Granddaughter Files Xarelto Lawsuit After Her Grandmother Dies of Bleeding

On November 12, 2015, a Louisiana resident filed a new Xarelto lawsuit in the Eastern District of Louisiana, the current location of the consolidated Xarelto MultiDistrict Litigation (“MDL”).

The plaintiff blames Xarelto for her grandmother’s death, and seeks in excess of $75,000 in damages from Xarelto manufacturers Janssen Pharmaceuticals, parent company Johnson & Johnson (J&J), Bayer Healthcare, and related entities.

Plaintiff Blames Xarelto for Her Grandmother’s Death

According to her complaint, the plaintiff’s grandmother started taking Xarelto around September 2014 for treatment of her deep vein thrombosis (DVT). The FDA approved Xarelto for this use in 2012. DVT is a condition in which the patient is at risk for a blood clot developing in the deep veins of the legs. The clot can cause inflammation and discomfort, and may travel from the legs back to the lungs, where it can cause a pulmonary embolism (PE), a dangerous clot in the lung.

According to the complaint, the plaintiff’s grandmother took the medication as directed by her doctor. Just a couple months after starting it on November 12, 20145, she ended up in the hospital with an intracranial bleed.
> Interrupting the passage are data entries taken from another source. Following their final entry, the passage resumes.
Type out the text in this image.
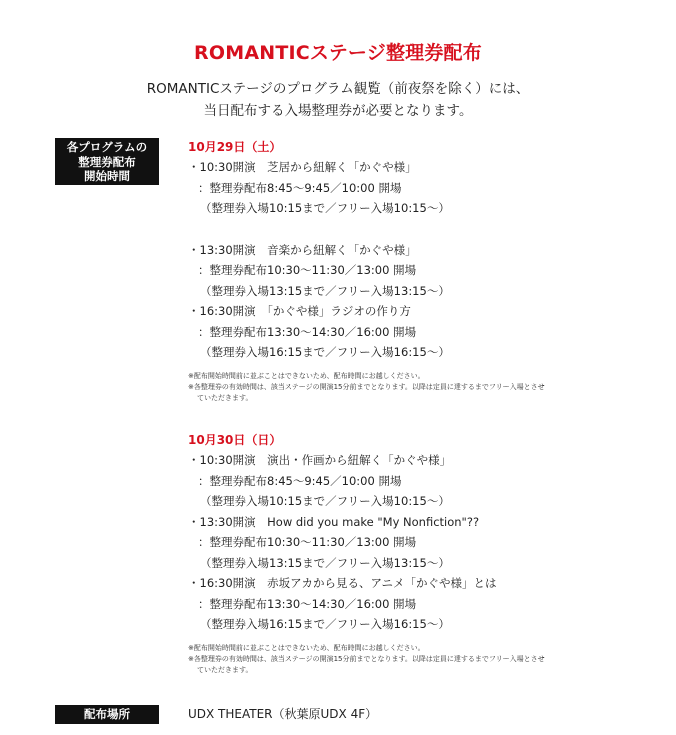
ROMANTICステージ整理券配布
ROMANTICステージのプログラム観覧（前夜祭を除く）には、
当日配布する入場整理券が必要となります。
各プログラムの
整理券配布
開始時間
10月29日（土）
・10:30開演　芝居から紐解く「かぐや様」
：整理券配布8:45～9:45／10:00 開場
（整理券入場10:15まで／フリー入場10:15～）
・13:30開演　音楽から紐解く「かぐや様」
：整理券配布10:30～11:30／13:00 開場
（整理券入場13:15まで／フリー入場13:15～）
・16:30開演　「かぐや様」ラジオの作り方
：整理券配布13:30～14:30／16:00 開場
（整理券入場16:15まで／フリー入場16:15～）
※配布開始時間前に並ぶことはできないため、配布時間にお越しください。
※各整理券の有効時間は、該当ステージの開演15分前までとなります。以降は定員に達するまでフリー入場とさせ
ていただきます。
10月30日（日）
・10:30開演　演出・作画から紐解く「かぐや様」
：整理券配布8:45～9:45／10:00 開場
（整理券入場10:15まで／フリー入場10:15～）
・13:30開演　How did you make "My Nonfiction"??
：整理券配布10:30～11:30／13:00 開場
（整理券入場13:15まで／フリー入場13:15～）
・16:30開演　赤坂アカから見る、アニメ「かぐや様」とは
：整理券配布13:30～14:30／16:00 開場
（整理券入場16:15まで／フリー入場16:15～）
※配布開始時間前に並ぶことはできないため、配布時間にお越しください。
※各整理券の有効時間は、該当ステージの開演15分前までとなります。以降は定員に達するまでフリー入場とさせ
ていただきます。
配布場所	UDX THEATER（秋葉原UDX 4F）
This means that she had bleeding around or within the brain, which can be a life-threatening situation, and can also be qualified as a stroke.

Doctors were unable to stop the bleeding and the plaintiff’s grandmother died two days later, on November 14, 2014. The plaintiff alleges that it was Xarelto that caused the uncontrollable bleeding and death.

FDA Reviewers Question Once-a-Day Dosing

The plaintiff notes that Xarelto was granted FDA approval for the treatment of DVT based on clinical trials that tested the drug against a placebo. Xarelto was found to be an option for the treatment of the condition, but also presented an increased risk of bleeding events.

The defendants promoted Xarelto as a way to reduce the risk of clots and PE in patients with DVT, but failed to provide adequate warnings about the risks of internal bleeding, particularly gastrointestinal bleeding that required transfusion. They also positioned Xarelto as a better alternative to warfarin, the leading antiocoagulant for decades, because it didn’t require dietary adjustments or blood monitoring.

The Institute for Safe Medicine Practices (ISMP) noted in their QuarterWatch publication, however, that even during the approval process, some FDA reviewers questioned the convenient once-a-day dosing system, since studies showed peaks and troughs in the drug’s activity that could be eliminated with twice-a-day dosing.

The plaintiff also notes in her complaint that Xarelto has no readily available antidote, which makes the risk of internal bleeding even more dangerous. Whereas patients taking warfarin can be treated with vitamin K injections to start blood clotting again, patients taking Xarelto just have to “wait it out” until the drug clears from the system.

Xarelto the Subject of Over 2,000 Medwatch Reports

The plaintiff also asserts the defendants overstated the benefits of Xarelto in their promotional materials—materials that both her grandmother and her grandmother’s doctor became aware of prior to the date her grandmother starting the drug. These materials suggested that Xarelto was just as effective as warfarin yet was more convenient, without emphasizing that there was no reversal agent to stop or control bleeding in patients.

Notably, by the end of the 2012 fiscal year, the FDA Medwatch program had received over 2,000 reports of adverse events associated with Xarelto. Of those, 151 resulted in death.